In the first case involving the White House's authorization of the warrantless wiretapping program, San Francisco District Court Chief Judge Vaughn Walker refused to put on hold the Electronic Frontier Foundation (EFF) suit against telecommunications giant AT&T for its alleged role in the program.
EFF sued AT&T for helping the National Security Agency (NSA) to spy on millions of customers by sharing telephone and e-mail data without obtaining warrants.
The NSA conducted the program as part of "war on terror" attempts to uncover threats against the country.
In July Walker rejected arguments by government lawyers that the suit be tossed out on the basis that it is groundless and that its hearing could threaten national security.
The judge ruled the interests of justice outweighed the need to protect "state secrets".
The case is being closely followed as a model after a total of 48 lawsuits on the same issue, involving Verizon, Sprint, Bell South, and AT&T, were ordered consolidated before Walker.

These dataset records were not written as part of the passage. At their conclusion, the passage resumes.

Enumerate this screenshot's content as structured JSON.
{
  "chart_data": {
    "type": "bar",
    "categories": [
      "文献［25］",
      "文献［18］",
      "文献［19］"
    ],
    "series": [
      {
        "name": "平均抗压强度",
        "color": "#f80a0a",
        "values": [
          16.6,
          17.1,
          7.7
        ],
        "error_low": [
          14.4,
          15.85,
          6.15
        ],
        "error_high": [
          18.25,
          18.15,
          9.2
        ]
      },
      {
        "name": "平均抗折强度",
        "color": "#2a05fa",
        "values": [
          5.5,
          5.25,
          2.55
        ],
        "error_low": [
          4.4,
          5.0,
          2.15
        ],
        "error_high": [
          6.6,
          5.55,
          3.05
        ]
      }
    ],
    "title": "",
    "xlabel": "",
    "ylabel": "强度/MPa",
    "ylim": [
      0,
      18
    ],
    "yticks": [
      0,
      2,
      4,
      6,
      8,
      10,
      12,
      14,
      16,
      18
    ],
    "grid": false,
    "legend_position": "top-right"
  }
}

On Friday government and telecommunications company lawyers asked Walker to immediately put the EFF-AT&T case on hold while their appeal to a separate court to overturn Walker's July ruling is heard.
But Walker again turned them back, leaving the matter to another Dec. 21 hearing.
"I do think that there are matters we can proceed on regarding these cases," Walker told the dozens of attorneys whose suits were consolidated before him.
"We would have to insure perfection with regard to each question to make sure each answer doesn't reveal state secrets," Assistant US Attorney Carl Nichols argued in pushing the freeze.
"The entire process is fraught with risk," he said.
EFF attorney Cindy Cohn adamantly countered that the NSA practice of snooping on telephone and e-mail communications was now far from secret and that aspects of the cases could safely proceed while the appeal was considered.
"I feel a little like it's Groundhog Day," Cohn told the judge, referring to a comedy film in which the lead character continuously relives the same day.
"I'm having to repeat the same arguments over and over again," she said.